In quel periodo avevamo spostato la nostra base operativa a casa mia, per svolgere tutte quelle attività secondarie che di solito si sommavano al mio lavoro di direttore creativo. Visto che avevo molto più tempo da dedicare alle altre attività, avevo deciso di sfruttare il tempo per seguire l'andamento di ogni mio investimento e di trovare qualche nuovo progetto in cui sbattere la testa.

Fortunatamente il periodo di sconforto se n'era andato ed ero riuscito a riacquisire le mie piene facoltà mentali.

In generale non ero tipo da farmi abbattere facilmente e non riuscivo a starmene con le mani in mano. Nei mesi precedenti avevo lasciato che venissi sopraffatto dalle mie emozioni, che lo sconforto la facesse da padrone, ma per fortuna ero arrivato a toccare il fondo e avevo capito che dovessi risalire. O forse, semplicemente, cominciavo a sentire profumo di libertà, mancava poco alla fine dei sei pattuiti con il consiglio e vedevo la luce in fondo al tunnel. Il mio cervello cominciava di nuovo a macchinare, a rimuginare su come potermi muovere per trovare chi aveva fatto la soffiata, perché continuava a essere un grande gigantesco tarlo. Non vedevo l'ora di scoprire chi si fosse divertito a mettermi i bastoni tra le ruote, perché avevo bisogno di avere davanti un colpevole da poter accusare e non solo per scagionarmi con Hayley.

«Ti ricordi che ti ho parlato di Taylor?»

«La modella figa che ti ostini a non prendere in considerazione?» gli scappò un sorriso e lo fulminai con lo sguardo.

«Lei» decisi di ignorare la sua provocazione. «Mi ha mandato un messaggio e mi ha detto che passerà in ufficio oggi, per andare a pranzo. Non ammette di non trovarmi.»

Considerato che ero completamente sparito e che tendo a incontrarla solo per un veloce caffè, non mi stupivo che fosse stata così categorica.

Lui mi guardò oltre lo schermo del PC e inarcò un sopracciglio. «Sei ancora convinto che non sia interessata a te?»

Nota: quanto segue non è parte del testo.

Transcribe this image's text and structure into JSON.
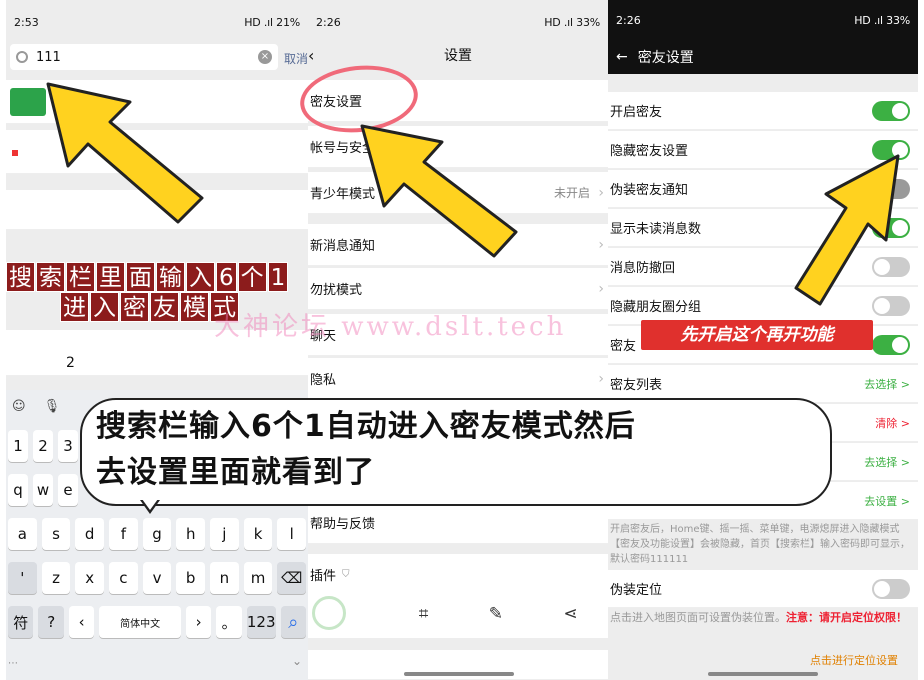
{
  "panel1": {
    "status_time": "2:53",
    "status_right": "HD .ıl 21%",
    "search_value": "111",
    "cancel_label": "取消",
    "result_value": "2",
    "banner_line1": [
      "搜",
      "索",
      "栏",
      "里",
      "面",
      "输",
      "入",
      "6",
      "个",
      "1"
    ],
    "banner_line2": [
      "进",
      "入",
      "密",
      "友",
      "模",
      "式"
    ],
    "keyboard": {
      "row_digits": [
        "1",
        "2",
        "3"
      ],
      "row_q": [
        "q",
        "w",
        "e"
      ],
      "row_a": [
        "a",
        "s",
        "d",
        "f",
        "g",
        "h",
        "j",
        "k",
        "l"
      ],
      "row_z": [
        "'",
        "z",
        "x",
        "c",
        "v",
        "b",
        "n",
        "m",
        "⌫"
      ],
      "row_bottom": [
        "符",
        "?",
        "‹",
        "简体中文",
        "›",
        "。",
        "123",
        "⌕"
      ]
    }
  },
  "panel2": {
    "status_time": "2:26",
    "status_right": "HD .ıl 33%",
    "title": "设置",
    "items": [
      {
        "label": "密友设置"
      },
      {
        "label": "帐号与安全"
      },
      {
        "label": "青少年模式",
        "value": "未开启"
      },
      {
        "label": "新消息通知"
      },
      {
        "label": "勿扰模式"
      },
      {
        "label": "聊天"
      },
      {
        "label": "隐私"
      },
      {
        "label": "帮助与反馈"
      },
      {
        "label": "插件"
      }
    ]
  },
  "panel3": {
    "status_time": "2:26",
    "status_right": "HD .ıl 33%",
    "title": "密友设置",
    "items": [
      {
        "label": "开启密友"
      },
      {
        "label": "隐藏密友设置"
      },
      {
        "label": "伪装密友通知"
      },
      {
        "label": "显示未读消息数"
      },
      {
        "label": "消息防撤回"
      },
      {
        "label": "隐藏朋友圈分组"
      },
      {
        "label": "密友"
      },
      {
        "label": "密友列表",
        "link": "去选择 >"
      },
      {
        "link": "清除 >"
      },
      {
        "link": "去选择 >"
      },
      {
        "link": "去设置 >"
      }
    ],
    "description": "开启密友后，Home键、摇一摇、菜单键，电源熄屏进入隐藏模式【密友及功能设置】会被隐藏，首页【搜索栏】输入密码即可显示，默认密码111111",
    "fake_location_label": "伪装定位",
    "location_desc": "点击进入地图页面可设置伪装位置。",
    "location_warn": "注意：请开启定位权限！",
    "location_link": "点击进行定位设置",
    "red_banner": "先开启这个再开功能"
  },
  "overlay": {
    "watermark": "大神论坛  www.dslt.tech",
    "bubble_line1": "搜索栏输入6个1自动进入密友模式然后",
    "bubble_line2": "去设置里面就看到了"
  }
}
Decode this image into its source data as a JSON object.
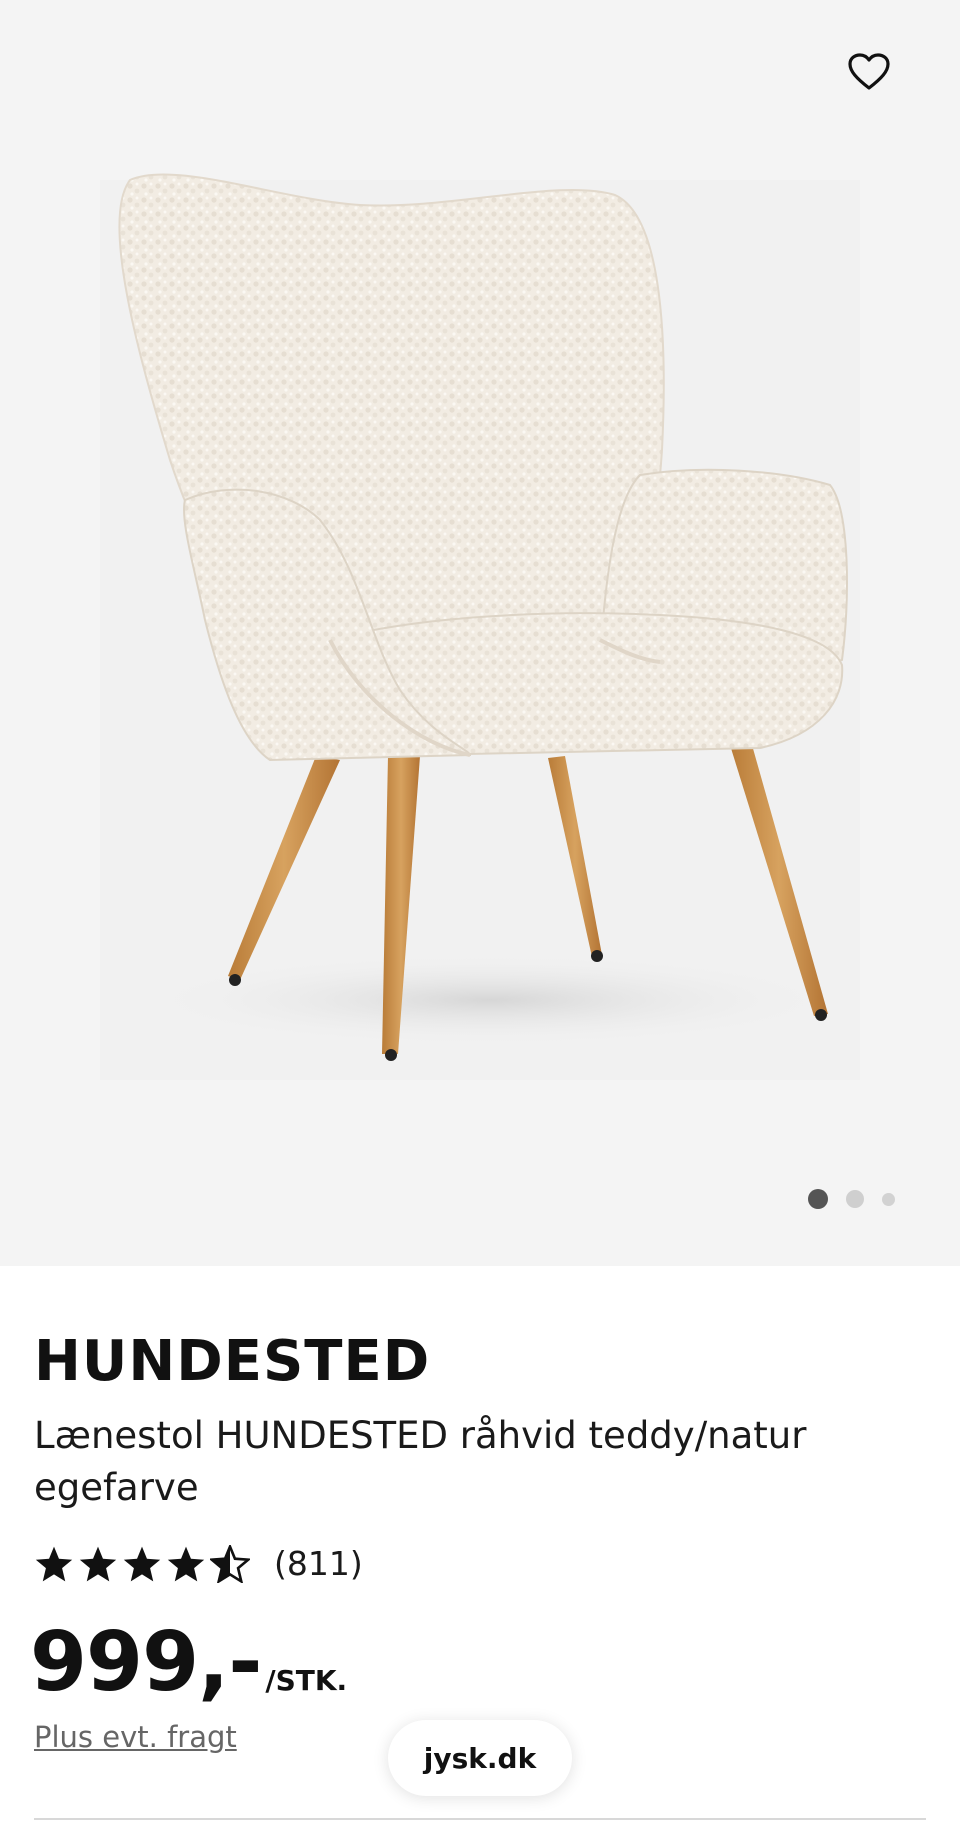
{
  "product": {
    "brand": "HUNDESTED",
    "title": "Lænestol HUNDESTED råhvid teddy/natur egefarve",
    "rating": 4.5,
    "rating_max": 5,
    "review_count": "(811)",
    "price": "999,-",
    "unit": "/STK.",
    "freight_note": "Plus evt. fragt"
  },
  "gallery": {
    "image_count": 3,
    "active_index": 0,
    "favorite_icon": "heart-outline-icon"
  },
  "site_label": "jysk.dk",
  "colors": {
    "gallery_background": "#f4f4f4",
    "fabric": "#f1ebe2",
    "wood_legs": "#c48a43",
    "text": "#111111",
    "muted_link": "#666666",
    "dot_active": "#555555",
    "dot_inactive": "#cfcfcf"
  }
}
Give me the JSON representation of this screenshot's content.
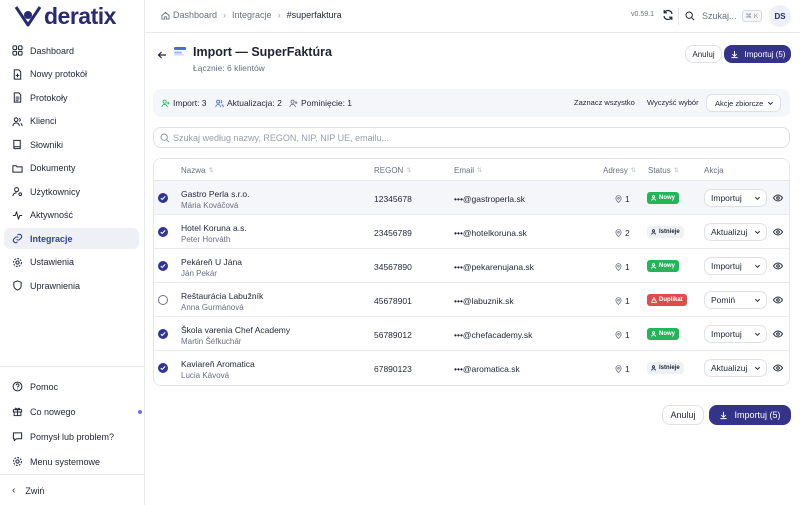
{
  "app": {
    "logo_text": "deratix",
    "version": "v0.59.1",
    "user_initials": "DS"
  },
  "breadcrumb": [
    "Dashboard",
    "Integracje",
    "#superfaktura"
  ],
  "topbar": {
    "search_label": "Szukaj...",
    "search_kbd": "⌘ K"
  },
  "sidebar": {
    "items": [
      {
        "label": "Dashboard",
        "icon": "dashboard-icon"
      },
      {
        "label": "Nowy protokół",
        "icon": "file-plus-icon"
      },
      {
        "label": "Protokoły",
        "icon": "file-text-icon"
      },
      {
        "label": "Klienci",
        "icon": "users-icon"
      },
      {
        "label": "Słowniki",
        "icon": "book-icon"
      },
      {
        "label": "Dokumenty",
        "icon": "folder-icon"
      },
      {
        "label": "Użytkownicy",
        "icon": "user-cog-icon"
      },
      {
        "label": "Aktywność",
        "icon": "activity-icon"
      },
      {
        "label": "Integracje",
        "icon": "link-icon",
        "active": true
      },
      {
        "label": "Ustawienia",
        "icon": "gear-icon"
      },
      {
        "label": "Uprawnienia",
        "icon": "shield-icon"
      }
    ],
    "bottom": [
      {
        "label": "Pomoc",
        "icon": "help-icon"
      },
      {
        "label": "Co nowego",
        "icon": "gift-icon"
      },
      {
        "label": "Pomysł lub problem?",
        "icon": "message-icon"
      },
      {
        "label": "Menu systemowe",
        "icon": "gear-icon"
      }
    ],
    "collapse_label": "Zwiń"
  },
  "header": {
    "title": "Import — SuperFaktúra",
    "subtitle": "Łącznie: 6 klientów",
    "cancel_label": "Anuluj",
    "import_label": "Importuj (5)"
  },
  "summary": {
    "import": "Import: 3",
    "update": "Aktualizacja: 2",
    "skip": "Pominięcie: 1",
    "select_all": "Zaznacz wszystko",
    "clear": "Wyczyść wybór",
    "bulk": "Akcje zbiorcze"
  },
  "search": {
    "placeholder": "Szukaj według nazwy, REGON, NIP, NIP UE, emailu..."
  },
  "table": {
    "columns": [
      "Nazwa",
      "REGON",
      "Email",
      "Adresy",
      "Status",
      "Akcja"
    ],
    "rows": [
      {
        "selected": true,
        "name": "Gastro Perla s.r.o.",
        "contact": "Mária Kováčová",
        "regon": "12345678",
        "email": "•••@gastroperla.sk",
        "addresses": "1",
        "status": "Nowy",
        "status_type": "new",
        "action": "Importuj"
      },
      {
        "selected": true,
        "name": "Hotel Koruna a.s.",
        "contact": "Peter Horváth",
        "regon": "23456789",
        "email": "•••@hotelkoruna.sk",
        "addresses": "2",
        "status": "Istnieje",
        "status_type": "exists",
        "action": "Aktualizuj"
      },
      {
        "selected": true,
        "name": "Pekáreň U Jána",
        "contact": "Ján Pekár",
        "regon": "34567890",
        "email": "•••@pekarenujana.sk",
        "addresses": "1",
        "status": "Nowy",
        "status_type": "new",
        "action": "Importuj"
      },
      {
        "selected": false,
        "name": "Reštaurácia Labužník",
        "contact": "Anna Gurmánová",
        "regon": "45678901",
        "email": "•••@labuznik.sk",
        "addresses": "1",
        "status": "Duplikat",
        "status_type": "dup",
        "action": "Pomiń"
      },
      {
        "selected": true,
        "name": "Škola varenia Chef Academy",
        "contact": "Martin Šéfkuchár",
        "regon": "56789012",
        "email": "•••@chefacademy.sk",
        "addresses": "1",
        "status": "Nowy",
        "status_type": "new",
        "action": "Importuj"
      },
      {
        "selected": true,
        "name": "Kaviareň Aromatica",
        "contact": "Lucia Kávová",
        "regon": "67890123",
        "email": "•••@aromatica.sk",
        "addresses": "1",
        "status": "Istnieje",
        "status_type": "exists",
        "action": "Aktualizuj"
      }
    ]
  },
  "footer": {
    "cancel_label": "Anuluj",
    "import_label": "Importuj (5)"
  },
  "colors": {
    "primary": "#34338a",
    "active_nav": "#2e3fa6",
    "new": "#22b55a",
    "duplicate": "#e24b4b"
  }
}
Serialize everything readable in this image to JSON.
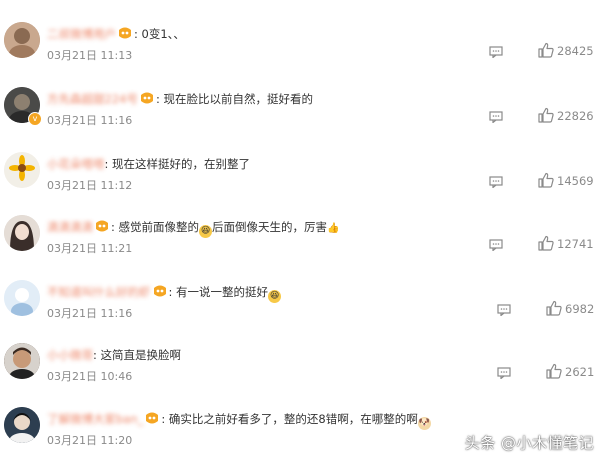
{
  "comments": [
    {
      "user": "二叔微博用户",
      "text": "0变1、、",
      "time": "03月21日 11:13",
      "likes": "28425",
      "avatar_color": "#b08a6e",
      "verified": false
    },
    {
      "user": "方先森超甜224号",
      "text": "现在脸比以前自然，挺好看的",
      "time": "03月21日 11:16",
      "likes": "22826",
      "avatar_color": "#3c3c3c",
      "verified": true
    },
    {
      "user": "小花朵嗒嗒",
      "text": "现在这样挺好的，在别整了",
      "time": "03月21日 11:12",
      "likes": "14569",
      "avatar_color": "#f4c842",
      "verified": false
    },
    {
      "user": "滴滴滴滴",
      "text_before": "感觉前面像整的",
      "text_after": "后面倒像天生的，厉害",
      "time": "03月21日 11:21",
      "likes": "12741",
      "avatar_color": "#c9b7b0",
      "verified": false
    },
    {
      "user": "不知道叫什么好的虾",
      "text": "有一说一整的挺好",
      "time": "03月21日 11:16",
      "likes": "6982",
      "avatar_color": "#c7dcef",
      "verified": false
    },
    {
      "user": "小小微哥",
      "text": "这简直是换脸啊",
      "time": "03月21日 10:46",
      "likes": "2621",
      "avatar_color": "#6b5a4e",
      "verified": false
    },
    {
      "user": "了解微博大家ban_",
      "text": "确实比之前好看多了，整的还8错啊，在哪整的啊",
      "time": "03月21日 11:20",
      "likes": "",
      "avatar_color": "#2b3a4a",
      "verified": false
    }
  ],
  "watermark": "头条 @小木懂笔记",
  "colors": {
    "username": "#eb7350",
    "meta": "#8a8a8a",
    "badge": "#f5a623"
  }
}
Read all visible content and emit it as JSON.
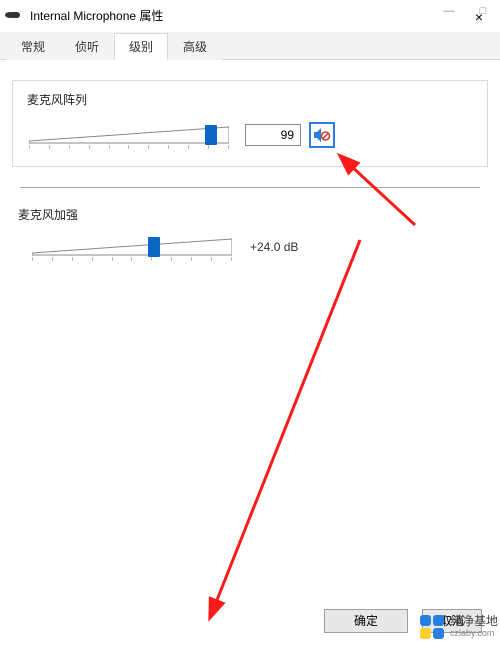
{
  "titlebar": {
    "icon": "microphone-icon",
    "title": "Internal Microphone 属性",
    "minimize": "—",
    "maximize": "□",
    "close": "×"
  },
  "tabs": {
    "items": [
      "常规",
      "侦听",
      "级别",
      "高级"
    ],
    "active_index": 2
  },
  "mic_array": {
    "title": "麦克风阵列",
    "value": "99",
    "slider_percent": 92,
    "mute_icon": "speaker-muted-icon"
  },
  "mic_boost": {
    "title": "麦克风加强",
    "value": "+24.0 dB",
    "slider_percent": 62
  },
  "buttons": {
    "ok": "确定",
    "cancel": "取消"
  },
  "watermark": {
    "brand": "纯净基地",
    "sub": "czlaby.com"
  }
}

Alzai gli occhi al cielo e sbuffai. «Sì, Paul, lo sono. Lei sa benissimo che tra me e Hayley c'è stato qualcosa. A ogni chiacchierata cerca di scucirmi qualcosa, mi vede strano, non capisce e vuole farlo. La curiosità è donna, lo sai, e il fatto che Hayley sia ancora in silenzio stampa la insospettisce.»

«Sarà, ma io continuo a pensare che si vorrebbe fare un giro sulla giostra» tornò a picchiettare sui tasti. «Quale scusa pensi di usare per tornare in ufficio?»

«Ho lasciato lì della roba, è arrivato il momento di riportala a casa.»

«E dare altri motivi a Taylor per sospettare?»

Un sorriso sornione si impossessò delle mie labbra. «Non è che hai una cotta per lei? Continui a nominarla.»

Lo vidi sussultare. «Non dire assurdità, non la conosco neanche.»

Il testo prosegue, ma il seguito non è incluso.